In August, Sonschein will have been Ambassador for three years. Her tenure has witnessed two historic moments: King Rama IX’s death as well as His Majesty the King Rama X’s coronation.
But day-to-day work revolves around rebuilding political and economic cooperation between Thailand and Argentina. Bilateral relations effectively halted from 2014 and were only restarted in 2017.
One of the most important aspects of the relationship to get going again was, of course, trade: largely food and wine from Argentina, and auto parts from Thailand. But the embassy’s operations are slowed by bureaucratic red tape where it can take months or even years for imports to be improved – especially when it comes to fresh ingredients such as meat and vegetables. Other imports from Argentina include soybeans, wheat, cereals, leather and shrimp.
“We are trying to open our markets, and enter the Thai markets,” Sonschein said.
One Argentine product Thais are familiar with, which Sonschein brings up with pride, is Bon o Bon – the spherical chocolate balls filled with giddy-sweet chocolate and caramel.
“It wasn’t easy, but now it’s in Villa Market, Siam Paragon, Gourmet Market, and so on,” Sonschein said.
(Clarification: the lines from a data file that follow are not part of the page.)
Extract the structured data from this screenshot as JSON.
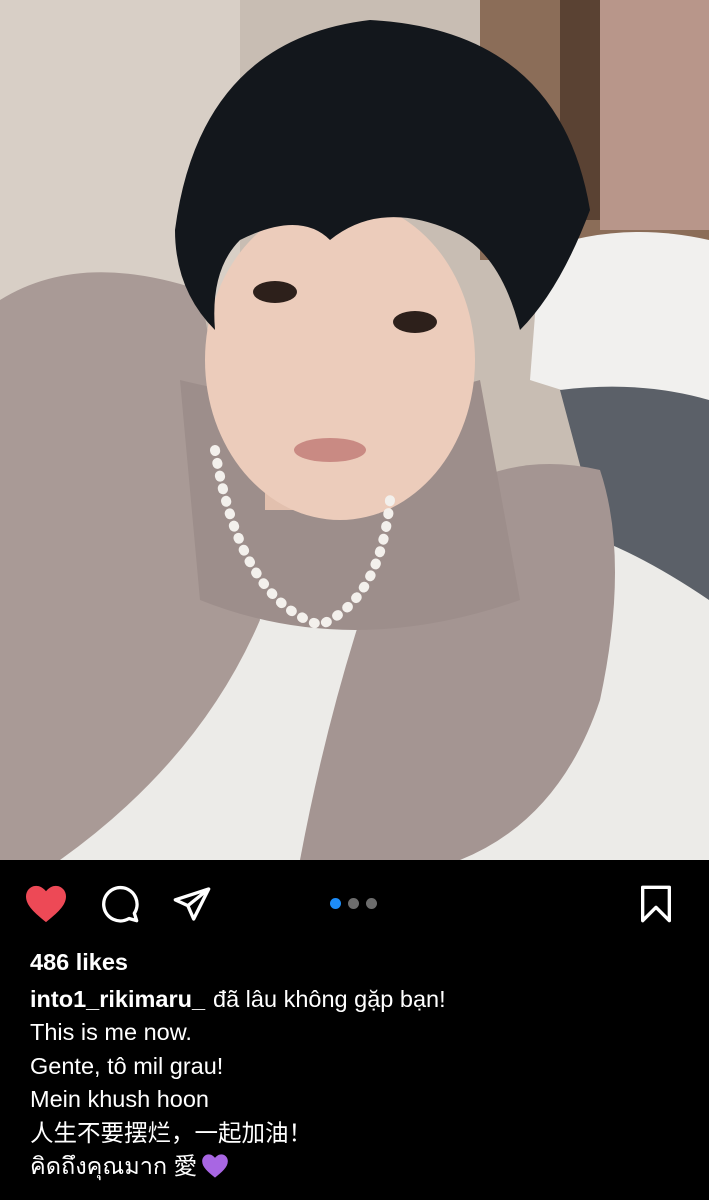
{
  "post": {
    "image": {
      "description_icon": "photo"
    },
    "actions": {
      "like_icon": "heart-filled-icon",
      "like_color": "#ed4956",
      "comment_icon": "comment-bubble-icon",
      "share_icon": "paper-plane-icon",
      "save_icon": "bookmark-icon",
      "carousel": {
        "total": 3,
        "active": 1,
        "active_color": "#1d8cf8"
      }
    },
    "likes": "486 likes",
    "caption": {
      "username": "into1_rikimaru_",
      "first_line": "đã lâu không gặp bạn!",
      "lines": [
        "This is me now.",
        "Gente, tô mil grau!",
        "Mein khush hoon",
        "人生不要摆烂，一起加油！"
      ],
      "last_line": "คิดถึงคุณมาก 愛",
      "last_emoji": "purple-heart-icon"
    }
  }
}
Tourism flows between the two countries remain unbalanced. In 2017, more than 64,000 Argentines, mostly backpackers, visited Thailand – but only about 2,000 Thais visit Argentina annually. The embassy hopes to change that.
Besides snacks, the popular La Albiceleste national football team, there’s one final way that Thais connect with their faraway neighbor: dance. A dedicated group of Argentine Tango and Milonga enthusiasts meet every Friday night at Dream Hotel in Sukhumvit 15 to sashay their hips.
“I love to dance, especially Argentine dances. Our proceeds go to charity, so you can dance and make merit at the same time,” organizer Sukumarn Boonchoo, said. “Beginners welcome!”
Sonschein, 65, joins the milonga sessions from time to time.
“Not just football, there’s tango! When Thais see these two things, they think of Argentina. Thais love tango. It’s so incredible, a lot of them dance better than me!” Sonschein said. “The melting of culture is fabulous!”